Musk deleted the tweet and then, eliminating the language that said people had to have voted, posted that he would give the checks to spokespeople for his petition. Wisconsin Attorney General Josh Kaul sued to stop Musk “from any further promotion of the million-dollar gifts” and “from making any payments to Wisconsin electors to vote.” “The Wisconsin Department of Justice is committed to ensuring that elections in Wisconsin are safe, secure, free, and fair,” Kaul said in a statement. “We are aware of the offer recently posted by Elon Musk to award a million dollars to two people at an event in Wisconsin this weekend. Based on our understanding of applicable Wisconsin law, we intend to take legal action today to seek a court order to stop this from happening.”
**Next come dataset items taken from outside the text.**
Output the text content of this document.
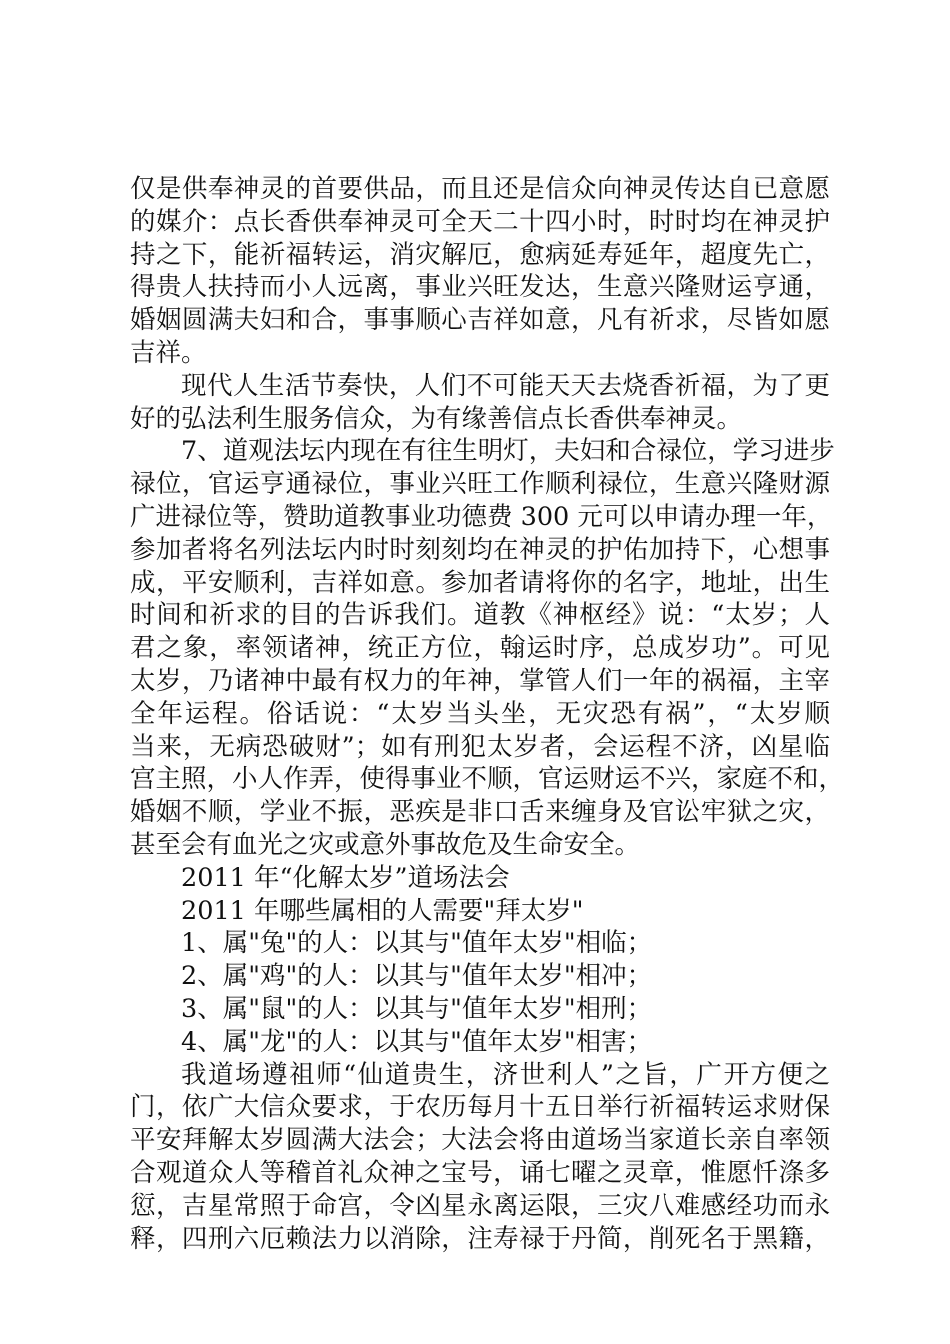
仅是供奉神灵的首要供品，而且还是信众向神灵传达自已意愿
的媒介：点长香供奉神灵可全天二十四小时，时时均在神灵护
持之下，能祈福转运，消灾解厄，愈病延寿延年，超度先亡，
得贵人扶持而小人远离，事业兴旺发达，生意兴隆财运亨通，
婚姻圆满夫妇和合，事事顺心吉祥如意，凡有祈求，尽皆如愿
吉祥。
现代人生活节奏快，人们不可能天天去烧香祈福，为了更
好的弘法利生服务信众，为有缘善信点长香供奉神灵。
7、道观法坛内现在有往生明灯，夫妇和合禄位，学习进步
禄位，官运亨通禄位，事业兴旺工作顺利禄位，生意兴隆财源
广进禄位等，赞助道教事业功德费 300 元可以申请办理一年，
参加者将名列法坛内时时刻刻均在神灵的护佑加持下，心想事
成，平安顺利，吉祥如意。参加者请将你的名字，地址，出生
时间和祈求的目的告诉我们。道教《神枢经》说：“太岁；人
君之象，率领诸神，统正方位，翰运时序，总成岁功”。可见
太岁，乃诸神中最有权力的年神，掌管人们一年的祸福，主宰
全年运程。俗话说：“太岁当头坐，无灾恐有祸”，“太岁顺
当来，无病恐破财”；如有刑犯太岁者，会运程不济，凶星临
宫主照，小人作弄，使得事业不顺，官运财运不兴，家庭不和，
婚姻不顺，学业不振，恶疾是非口舌来缠身及官讼牢狱之灾，
甚至会有血光之灾或意外事故危及生命安全。
2011 年“化解太岁”道场法会
2011 年哪些属相的人需要"拜太岁"
1、属"兔"的人：以其与"值年太岁"相临；
2、属"鸡"的人：以其与"值年太岁"相冲；
3、属"鼠"的人：以其与"值年太岁"相刑；
4、属"龙"的人：以其与"值年太岁"相害；
我道场遵祖师“仙道贵生，济世利人”之旨，广开方便之
门，依广大信众要求，于农历每月十五日举行祈福转运求财保
平安拜解太岁圆满大法会；大法会将由道场当家道长亲自率领
合观道众人等稽首礼众神之宝号，诵七曜之灵章，惟愿忏涤多
愆，吉星常照于命宫，令凶星永离运限，三灾八难感经功而永
释，四刑六厄赖法力以消除，注寿禄于丹简，削死名于黑籍，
MeidasTouch reposted Musk’s offer to “personally hand over two checks for a million dollars each in appreciation for you taking the time to vote” and noted: “No matter what side of the aisle you are on, you should be appalled that a billionaire thinks he has the right to buy elections like this.” Former chair of the Ohio Democratic Party David Pepper posted: “Have some pride, America. We are so much better than this guy thinks we are.”